Melancholics are, after all, feeling-oriented. The effort to analyse life rather than feeling it directly is an established trope or cliche, and it makes sense that a feeling-oriented person would compromise their posture through such an effort. Feeling can be a confusing and seemingly ineffectual function. It gives long, slow answers when what we might prefer are short, convenient, and maybe conventional solutions. Feeling often points a direction with no hint as to the final destination.

We can easily blame behaviour for bad posture, and it certainly plays a role. But our psychology also makes us more susceptible to particular behaviours. Maintaining a postural deficiency takes constant effort, and trying to explain it as merely the outcome of certain behaviours like staring at a computer screen is question-begging. Why, after all, am I spending so much time happily staring at a computer screen if it is damaging my posture?

Looking at a postural problem in the broader context of one’s behaviours, psychology, and temperament can reveal symbolic relationships and even solutions.

Not that I found the solution by examining the symbolism, mind you. It’s eight to ten years since I first thought my neck trouble might be linked to my intellectual outlook, but the more I hammered away at that question, the more ingrained my intellectual efforts became.

It’s taken life experience, grudging and sometimes grueling lessons to reveal the real meaning and importance of feeling in my life, and how this mysterious function is to be embraced.

So now my old speculations about the symbolism of posture have come to mind, more like a memory or a realisation than a solution. The solution has happened on a deeper level, and now the recognition of it comes like an afterword, tying up loose ends when the real story is done.


Exercise your demons

A while ago Matthew asked if I had any thoughts on exercise in the same vein as my posts on dieting.

To be honest, I don’t really. Exercise has always been a bit of an enigma to me.

But in recent years I’ve come to realise this is not a moral failing but a physical one. My body hasn’t been moving efficiently or easily, and this makes physical activity inherently more demanding.

In the past I would say my only strength was in wearily persisting at some low-demand, monotonous exercise like walking or riding. Anything more demanding was simply beyond my capabilities.

Running? Surely you jest.

My subjective experience of exercise was like that stage you arrive at when assembling a very large tent, and you have to hold onto it carefully at several different points to prevent the whole thing collapsing in on itself. It’s the feeling of parts that want to go in different directions, but shouldn’t, like watching a group exercise descend into chaos for want of a leader.

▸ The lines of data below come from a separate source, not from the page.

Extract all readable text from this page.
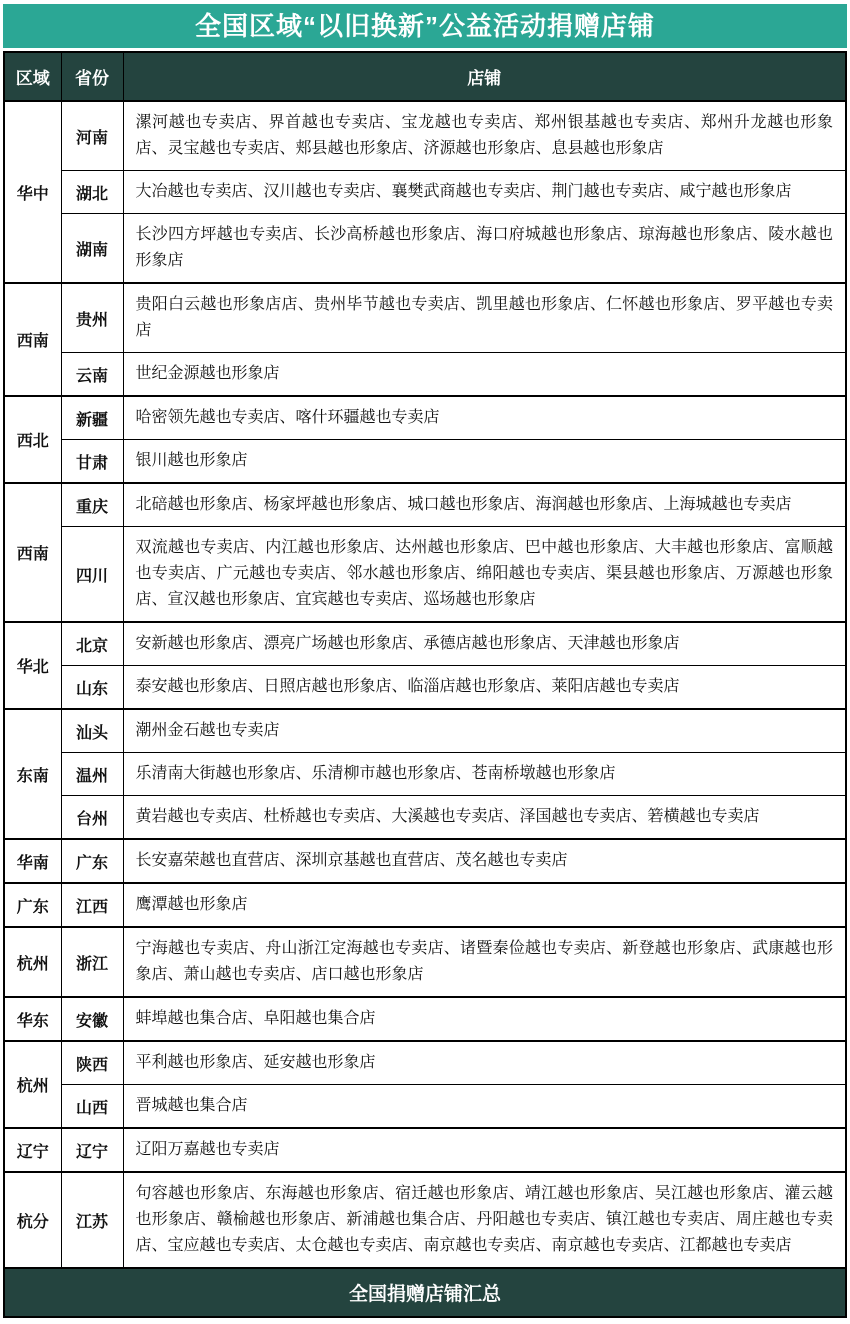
全国区域“以旧换新”公益活动捐赠店铺
区域	省份	店铺
华中	河南	漯河越也专卖店、界首越也专卖店、宝龙越也专卖店、郑州银基越也专卖店、郑州升龙越也形象店、灵宝越也专卖店、郏县越也形象店、济源越也形象店、息县越也形象店
	湖北	大冶越也专卖店、汉川越也专卖店、襄樊武商越也专卖店、荆门越也专卖店、咸宁越也形象店
	湖南	长沙四方坪越也专卖店、长沙高桥越也形象店、海口府城越也形象店、琼海越也形象店、陵水越也形象店
西南	贵州	贵阳白云越也形象店店、贵州毕节越也专卖店、凯里越也形象店、仁怀越也形象店、罗平越也专卖店
	云南	世纪金源越也形象店
西北	新疆	哈密领先越也专卖店、喀什环疆越也专卖店
	甘肃	银川越也形象店
西南	重庆	北碚越也形象店、杨家坪越也形象店、城口越也形象店、海润越也形象店、上海城越也专卖店
	四川	双流越也专卖店、内江越也形象店、达州越也形象店、巴中越也形象店、大丰越也形象店、富顺越也专卖店、广元越也专卖店、邻水越也形象店、绵阳越也专卖店、渠县越也形象店、万源越也形象店、宣汉越也形象店、宜宾越也专卖店、巡场越也形象店
华北	北京	安新越也形象店、漂亮广场越也形象店、承德店越也形象店、天津越也形象店
	山东	泰安越也形象店、日照店越也形象店、临淄店越也形象店、莱阳店越也专卖店
东南	汕头	潮州金石越也专卖店
	温州	乐清南大街越也形象店、乐清柳市越也形象店、苍南桥墩越也形象店
	台州	黄岩越也专卖店、杜桥越也专卖店、大溪越也专卖店、泽国越也专卖店、箬横越也专卖店
华南	广东	长安嘉荣越也直营店、深圳京基越也直营店、茂名越也专卖店
广东	江西	鹰潭越也形象店
杭州	浙江	宁海越也专卖店、舟山浙江定海越也专卖店、诸暨秦俭越也专卖店、新登越也形象店、武康越也形象店、萧山越也专卖店、店口越也形象店
华东	安徽	蚌埠越也集合店、阜阳越也集合店
杭州	陕西	平利越也形象店、延安越也形象店
	山西	晋城越也集合店
辽宁	辽宁	辽阳万嘉越也专卖店
杭分	江苏	句容越也形象店、东海越也形象店、宿迁越也形象店、靖江越也形象店、吴江越也形象店、灌云越也形象店、赣榆越也形象店、新浦越也集合店、丹阳越也专卖店、镇江越也专卖店、周庄越也专卖店、宝应越也专卖店、太仓越也专卖店、南京越也专卖店、南京越也专卖店、江都越也专卖店
全国捐赠店铺汇总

Looking into muscle anatomy in recent weeks has helped immensely, and I only wish I’d done it sooner. Ironically, I used to pride myself on my persistence. But 17 years in a martial art with an achingly poor rate of progression should have tipped me off sooner. A less stubborn person might have caved in much sooner, realised there was something fundamentally wrong, and sought help for it.

Or maybe not…maybe they would have just given up and stuck to casual walking and other less challenging activities?

I can’t claim to have really pulled myself up by my bootstraps, but I can at least stand a little taller (literally) knowing where my shoulders are supposed to be, how my joints are supposed to work, and why every ancillary exercise I’ve tried has just seemed somehow awfully off.

So my view of exercise is changing: I used to wonder why people would, for example, run a lot. Was it so they could eat more? In that case I’d rather eat less. Was it simply in order to increase their stamina? What’s the point, if you only use that stamina to run more?

But if you don’t feel like a jumble of broken parts being thrown around inside a box, then even running has a certain pleasure to it. It actually feels good to move the body efficiently at speed. It’s hard work, true; but there’s just no comparison between working the body hard in the right way, with efficiency, and working the body in the wrong way altogether.

I’m beginning (very slowly) to use exercise more now as a diagnostic and remedial tool: stretching, strengthening, and learning better ways to move.